Bitcoin, Ether, XRP Slide After Yearn Exploit Rocks DeFi Market
Major cryptocurrencies fell in early Asian trading on Monday following an “incident” in Yearn Finance’s yETH liquidity pool, continuing a rough end to November.
Bitcoin (BTC) dropped more than 3% to around $87,000, while Ethereum (ETH) fell 5%. Solana (SOL), Dogecoin (DOGE), and XRP all slid over 4%, according to CoinDesk data.
Yearn’s X alert flagged an issue in its yETH pool but confirmed that its V2 and V3 Vaults remained unaffected. Reports suggest an attacker exploited a vulnerability to mint a large amount of yETH in a single transaction, draining approximately 1,000 ETH ($3 million), which was routed through mixers.

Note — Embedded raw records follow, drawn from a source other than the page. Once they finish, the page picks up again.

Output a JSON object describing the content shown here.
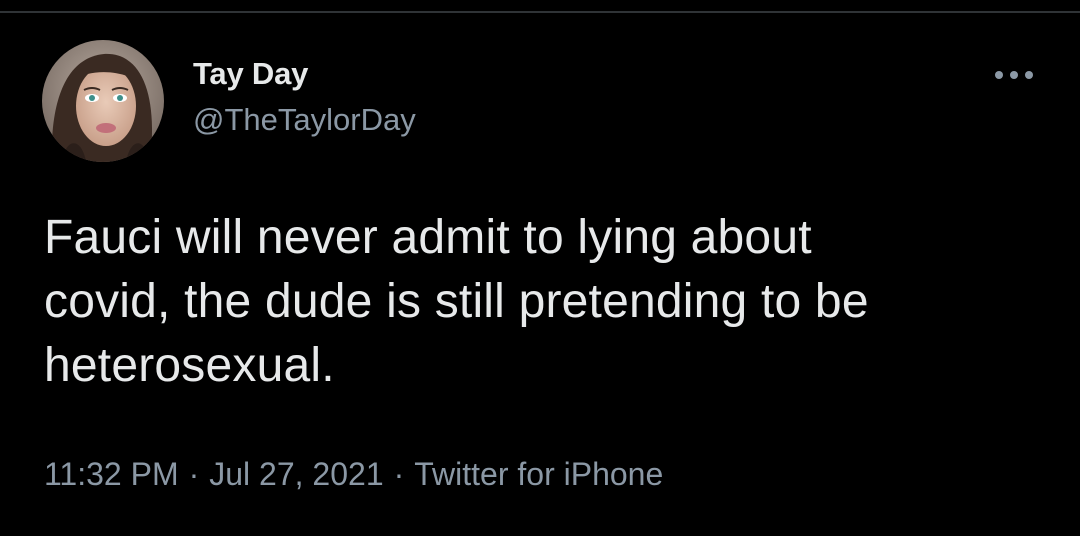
{
  "tweet": {
    "author": {
      "display_name": "Tay Day",
      "handle": "@TheTaylorDay",
      "avatar_icon": "profile-photo"
    },
    "more_icon": "more-horizontal-icon",
    "text": "Fauci will never admit to lying about\ncovid, the dude is still pretending to be\nheterosexual.",
    "time": "11:32 PM",
    "separator": "·",
    "date": "Jul 27, 2021",
    "source": "Twitter for iPhone"
  },
  "colors": {
    "background": "#000000",
    "primary_text": "#e7e9ea",
    "secondary_text": "#8b98a5",
    "divider": "#2f3336"
  }
}
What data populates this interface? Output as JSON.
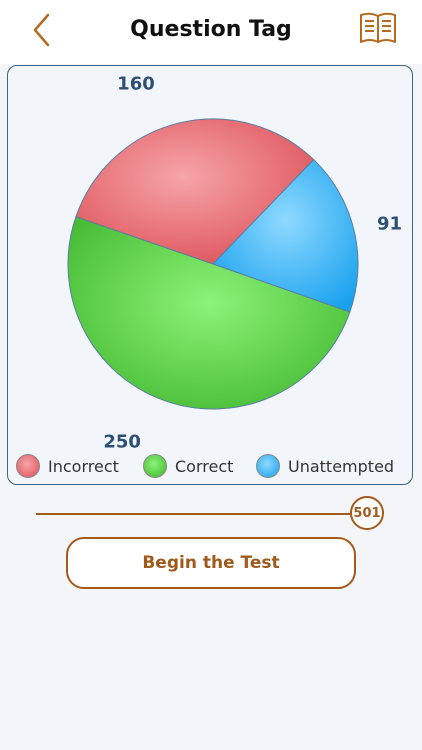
{
  "header": {
    "title": "Question Tag",
    "back_icon": "chevron-left-icon",
    "book_icon": "book-icon",
    "accent_color": "#b56a22"
  },
  "chart_data": {
    "type": "pie",
    "slices": [
      {
        "label": "Incorrect",
        "value": 160,
        "color": "#e8696e"
      },
      {
        "label": "Correct",
        "value": 250,
        "color": "#4fc83a"
      },
      {
        "label": "Unattempted",
        "value": 91,
        "color": "#2cb4f8"
      }
    ],
    "legend_position": "bottom"
  },
  "legend": {
    "items": [
      {
        "label": "Incorrect",
        "color": "#e8696e"
      },
      {
        "label": "Correct",
        "color": "#4fc83a"
      },
      {
        "label": "Unattempted",
        "color": "#2cb4f8"
      }
    ]
  },
  "slider": {
    "value": "501",
    "max": 501
  },
  "begin_button": {
    "label": "Begin the Test"
  }
}
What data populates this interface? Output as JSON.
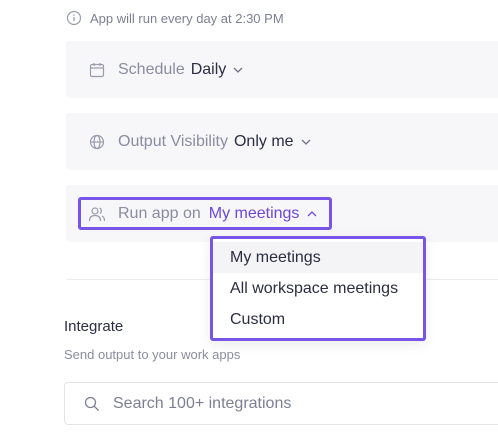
{
  "info": {
    "text": "App will run every day at 2:30 PM"
  },
  "schedule": {
    "label": "Schedule",
    "value": "Daily"
  },
  "visibility": {
    "label": "Output Visibility",
    "value": "Only me"
  },
  "run_on": {
    "label": "Run app on",
    "value": "My meetings",
    "options": [
      "My meetings",
      "All workspace meetings",
      "Custom"
    ]
  },
  "integrate": {
    "title": "Integrate",
    "subtitle": "Send output to your work apps",
    "search_placeholder": "Search 100+ integrations"
  },
  "colors": {
    "accent": "#7755e8",
    "accent_text": "#6c47d9",
    "card_bg": "#f7f7f9",
    "muted": "#8a8ca0"
  }
}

YETH is a user-governed liquidity pool token made up of Ethereum Liquid Staking Derivatives (LSTs). Blockchain security firm PeckShield said the protocol lost $9 million in the exploit, with 1,000 ETH sent to Tornado Cash and the attacker retaining roughly $6 million in tokens.
The incident comes shortly after Korean exchange Upbit suffered a multi-million-dollar hack, highlighting ongoing security risks in the crypto market despite growing institutional inflows.
The early Asian session sell-off triggered more than $400 million in liquidations of leveraged crypto futures, mainly long positions, according to Coinglass, catching many traders off guard.
November was already a tough month: Bitcoin fell 17.5%, its largest monthly drop since March, even after a late rebound from nearly $80,000 to over $90,000. Ethereum declined 22%, its worst monthly performance since February.
Institutional demand also weakened. U.S.-listed spot BTC ETFs recorded $3.48 billion in net outflows in November, the second-largest on record, while Ether ETFs saw a record $1.42 billion in outflows, according to SoSoValue.
The Yearn exploit underscores persistent vulnerabilities in DeFi and the broader crypto ecosystem, showing that institutional inflows alone cannot fully safeguard the market.